Ellsworth and the love of his life, Jack Shear, to whom he was introduced by Sidney  

Letters to Ellsworth focused on Joni’s affectionate relationship with Ellsworth, but on the occasion of his birthday, there are so many people that will be thinking of him today that no story is complete without a mention of others whose lives intersected with Ellsworth.  It is impossible to feature them all – here are but just a few:

Ellsworth always had an eye for the Gemini ladies – he was playful, flirtatious, and charming.


With Rosamund Felsen and Elyse Grinstein, co-founders of Gemini G.E.L


At Gemini, late 1970’s                                                                                                   In our West Broadway gallery, 1998

As serious and restrained as his artmaking was, Ellsworth was one of Sidney’s very best subjects, always hamming it up in front of the camera.  With affection for Sidney’s hats, the donning of a hat often became just the prop to get Ellsworth started.


Sidney and Ellsworth in front of Mr.
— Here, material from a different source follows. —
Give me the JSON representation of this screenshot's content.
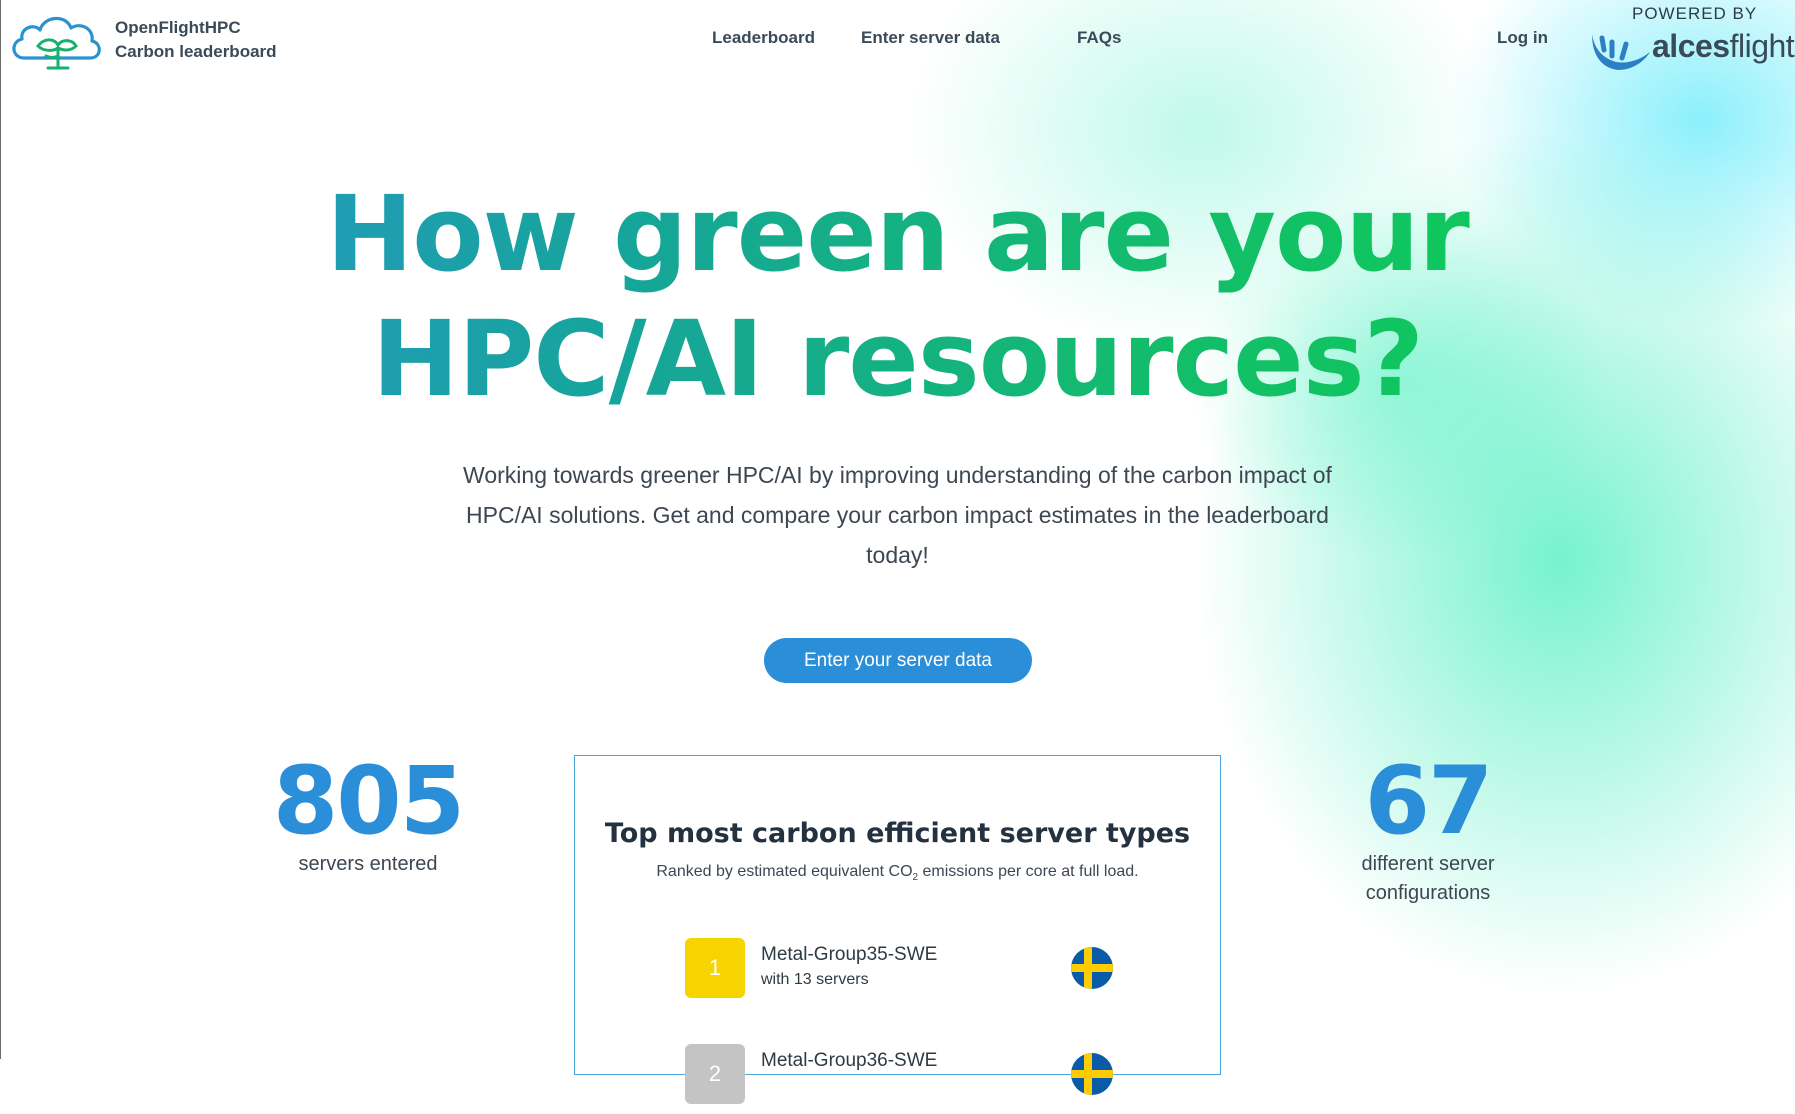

Chow’s London, after a day of hat shopping, June 1997


Douglas Cramer’s annual hoedown, with Jack, and Wolfgang Puck, 1996


Ellsworth and David Hockney, on the occasion of Sidney’s 77th “look-alike” birthday party, 2001


Ellsworth in one of Sidney’s quilted velvet hats, kept on hand in case fine-dining establishments require that he take off his fedora, 2002

In addition to the many strictly social interactions, Gemini was the locus of collaborations that were vital to Ellsworth's artmaking.


Working on Twelve Leaves, 1978, with Gemini masterprinter, Serge Lozingot, who was Ellsworth’s primary collaborator from the late 1970s until the early 1980s.


Gemini masterprinter James Reid – reviewing proofs (1990) and printing Color Panels (2011).  Following Serge’s retirement, Jim collaborated with Ellsworth for thirty years.


Ellsworth signing St. Martin’s Tropical Plant, with one of his favorite Gemini curators, Bill Padien  (November 25, 1981)


With Peter Carlson, Ellsworth’s fabricator of sculptures large and small, working on the Gemini project, Painted Wall Sculptures, 1982


At the National Gallery of Art, with the author of his print catalogue raisonné and lifelong friend, Rick Axsom, 1992


Frolicking at SFMOMA’s celebration of The Anderson Collection, 2000

Happy Birthday, Ellsworth! We're all thinking of you today.